More often than not, when people ask me how I deal with my sexuality and my simple answer is Boldness. That’s how you deal with it and sometimes that means that the only person who knows how scared you are is you. Everyone else has to see a wall. I date my boldness back to that moment in my senior three when I had my very first confrontation with homophobes.
Granted, slurs and all sorts of insults had been hurled at me but I had never taken anything to heart and maybe that was because none had come so personal as this calculated attack during a class meeting. It all started when the head boy raised his hand up to ask a question and when he was picked, he dared to ask, “Mr Deputy headmaster, I speak on behalf of the boys when I say that there’s a group of ‘lady boys’ here who are confusing us.” He paused, perhaps for a sinking effect. The room was so dead silent that a pin-drop outside could have been heard.

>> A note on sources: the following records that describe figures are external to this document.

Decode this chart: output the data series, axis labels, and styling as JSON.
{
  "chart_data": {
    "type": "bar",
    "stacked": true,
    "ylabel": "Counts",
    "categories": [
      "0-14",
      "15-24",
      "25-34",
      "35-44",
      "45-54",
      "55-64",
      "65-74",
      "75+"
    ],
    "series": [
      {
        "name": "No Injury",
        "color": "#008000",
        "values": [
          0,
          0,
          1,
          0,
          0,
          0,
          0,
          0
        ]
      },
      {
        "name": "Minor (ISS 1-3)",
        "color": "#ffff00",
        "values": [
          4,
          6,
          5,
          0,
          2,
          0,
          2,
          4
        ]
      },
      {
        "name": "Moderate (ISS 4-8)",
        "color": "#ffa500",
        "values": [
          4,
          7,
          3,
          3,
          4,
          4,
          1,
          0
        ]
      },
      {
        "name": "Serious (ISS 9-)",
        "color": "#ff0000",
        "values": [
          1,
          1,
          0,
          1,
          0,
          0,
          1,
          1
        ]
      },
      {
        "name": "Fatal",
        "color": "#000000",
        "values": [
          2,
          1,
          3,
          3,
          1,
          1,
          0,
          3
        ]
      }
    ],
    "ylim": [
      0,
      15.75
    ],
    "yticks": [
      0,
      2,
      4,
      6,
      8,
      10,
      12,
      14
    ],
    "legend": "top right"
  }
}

“These ‘bu’ boys act like girls! They walk like girls, talk like girls, sing like girls, they tie their towels short in tempting fashions and they confuse the boys. They have become a temptation and we wonder if possibly there’s a biological explanation for this. Quite honestly, they have become a temptation to the boys.” The class roared, eyes were transfixed on me and my seven friends who were the obvious “culprits”. But we were not alone.

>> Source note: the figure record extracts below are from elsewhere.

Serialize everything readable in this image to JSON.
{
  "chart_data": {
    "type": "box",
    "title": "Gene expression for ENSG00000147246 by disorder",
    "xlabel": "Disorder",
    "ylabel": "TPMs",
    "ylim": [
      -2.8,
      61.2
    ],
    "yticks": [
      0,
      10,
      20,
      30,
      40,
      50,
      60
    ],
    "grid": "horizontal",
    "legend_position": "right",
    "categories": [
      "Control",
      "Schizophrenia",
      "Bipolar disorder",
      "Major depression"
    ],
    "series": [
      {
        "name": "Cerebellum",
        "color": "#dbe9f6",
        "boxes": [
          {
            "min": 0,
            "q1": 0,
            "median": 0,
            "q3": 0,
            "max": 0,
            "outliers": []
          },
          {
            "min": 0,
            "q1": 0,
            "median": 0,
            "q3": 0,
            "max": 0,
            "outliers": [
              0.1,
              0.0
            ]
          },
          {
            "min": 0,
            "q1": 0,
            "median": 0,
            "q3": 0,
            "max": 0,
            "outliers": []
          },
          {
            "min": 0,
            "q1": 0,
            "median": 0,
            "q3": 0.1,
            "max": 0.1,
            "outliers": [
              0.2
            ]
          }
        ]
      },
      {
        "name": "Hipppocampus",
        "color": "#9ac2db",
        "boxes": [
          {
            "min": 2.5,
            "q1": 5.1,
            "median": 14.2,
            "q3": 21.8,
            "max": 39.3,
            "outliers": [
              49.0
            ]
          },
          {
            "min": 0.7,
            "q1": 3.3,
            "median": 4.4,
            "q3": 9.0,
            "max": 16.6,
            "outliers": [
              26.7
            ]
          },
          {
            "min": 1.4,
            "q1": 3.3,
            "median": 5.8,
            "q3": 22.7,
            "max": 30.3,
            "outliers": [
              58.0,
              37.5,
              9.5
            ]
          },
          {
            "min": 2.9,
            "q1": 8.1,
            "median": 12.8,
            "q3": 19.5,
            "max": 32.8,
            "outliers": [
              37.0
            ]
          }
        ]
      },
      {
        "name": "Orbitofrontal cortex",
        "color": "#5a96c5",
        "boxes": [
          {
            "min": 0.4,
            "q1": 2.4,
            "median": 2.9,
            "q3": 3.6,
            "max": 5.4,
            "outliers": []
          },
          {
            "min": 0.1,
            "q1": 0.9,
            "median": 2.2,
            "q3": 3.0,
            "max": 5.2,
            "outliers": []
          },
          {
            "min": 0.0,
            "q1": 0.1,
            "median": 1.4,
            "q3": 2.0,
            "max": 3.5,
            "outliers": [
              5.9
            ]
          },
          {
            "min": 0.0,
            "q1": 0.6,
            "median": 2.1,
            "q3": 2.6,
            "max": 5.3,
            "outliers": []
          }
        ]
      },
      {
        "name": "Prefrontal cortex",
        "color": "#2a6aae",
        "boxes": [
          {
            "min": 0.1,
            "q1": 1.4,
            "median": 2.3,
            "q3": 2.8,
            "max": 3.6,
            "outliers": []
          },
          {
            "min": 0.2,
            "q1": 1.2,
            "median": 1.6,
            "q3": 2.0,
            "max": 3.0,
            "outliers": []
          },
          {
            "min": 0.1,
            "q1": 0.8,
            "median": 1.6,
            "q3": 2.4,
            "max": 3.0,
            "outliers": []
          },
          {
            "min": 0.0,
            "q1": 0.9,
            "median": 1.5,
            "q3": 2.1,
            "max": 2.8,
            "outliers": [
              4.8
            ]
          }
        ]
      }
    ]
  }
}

Looking around the room, we noticed that the other non-flamboyant homosexual and bisexual students slowly sunk dead quiet in their seats or joined in the hooligan chattering of teeth that could otherwise be referred to as laughing. It was at this moment right there that I observed the many ways we dealt with same sex attraction and later when I had to explain these categories to my friends, I used the school system of grouping students according to learning capability though in this case I use Boldness as a measure. There are four groups; Architectures, Bishops, Care-free and Dare devils.
The Architectures; These build a wall of safety around them. They deny their sexuality and decide to hide in the closet forever. They develop a set of habits to enable them ably wear a heterosexual look. They refer to this as ‘manning up’and as such most people in this category do not want to be associated with anything remotely feminine. They marry and have kids but are usually either extremely promiscuous due to their unquenched canal desires or perform poorly in bed.

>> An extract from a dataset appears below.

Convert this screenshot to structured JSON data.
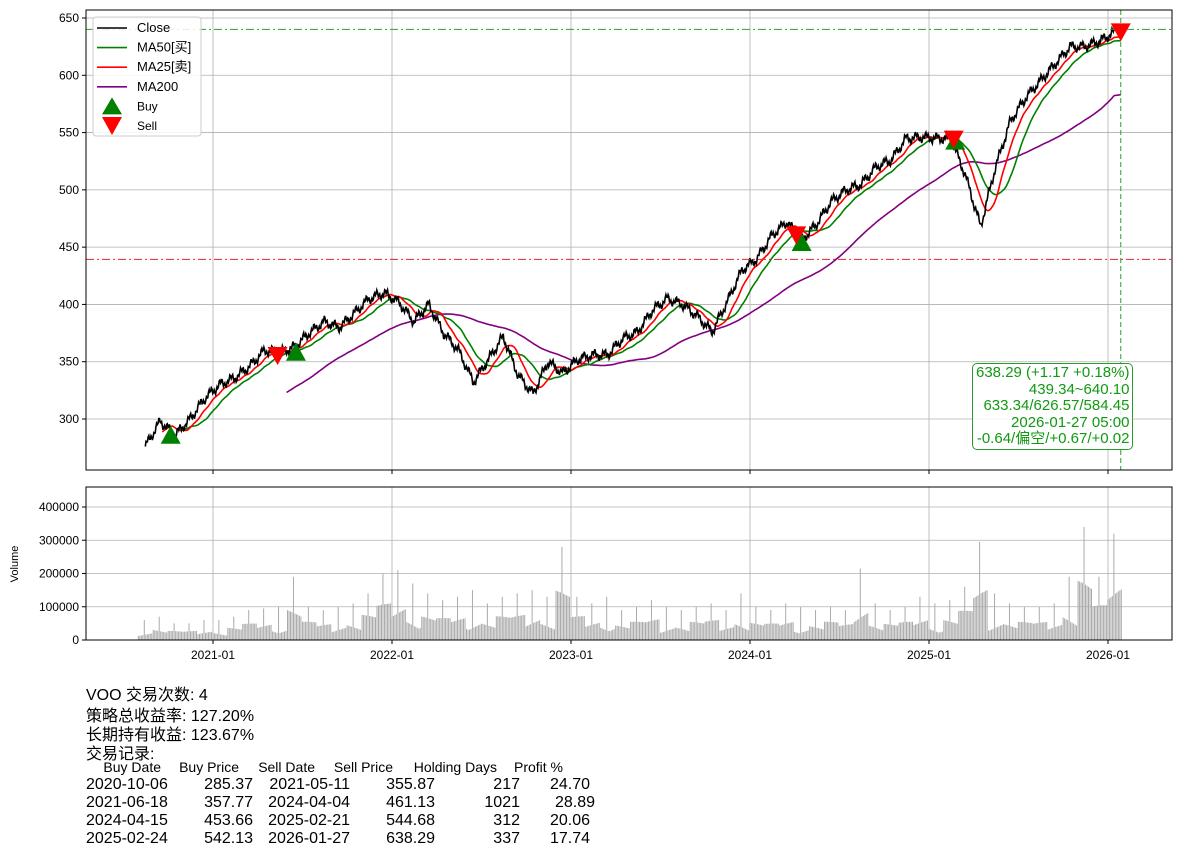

The Bishops; The bishops are partially out. They adopt their queer self as a life style that they don’t deem normal but rather necessary. They occasionally find themselves dating both sexes simultaneously and live their whole lives on the downlow. Safety measures are developed by people in this category and if their environment becomes hostile, they assume heterosexuality immediately.
The Care-free; this group accepts their sexuality fully and lives a life out of the closet. Most of the people in this category end up inspiring others and advocating for the rights and policies for the improved lives of others.
The Dare Devils; These are vile and far much more dangerous to their own community. Its consists of those that hate their sexuality; affected by religion and growing up in intolerant spaces, these individuals develop self esteem issues and are constantly bashing gay people as a way for them to buy their way and blend in with the hetero sexual crowd.
What is important to know is that no one is a victim of circumstance when it comes to the group in which they fall but rather a conscience decision and choice between either boldness or cowardice leads them there. And as tempting as it is to steer clear of all the potential hatred faced by LGBT people, its not nearly as bad as the anxiety, paranoia, shame, heartbreak and deceit that awaits you in the normal courted life.
My great aunt always said it was a foolish affair for a black sheep to try and camouflage with the white. I chose boldness that day. I raised my hand and asked those boys a question to which they could neither respond nor comprehend and one day under the right circumstances, i will tell you exactly how i dealt with that confrontation. Be Bold.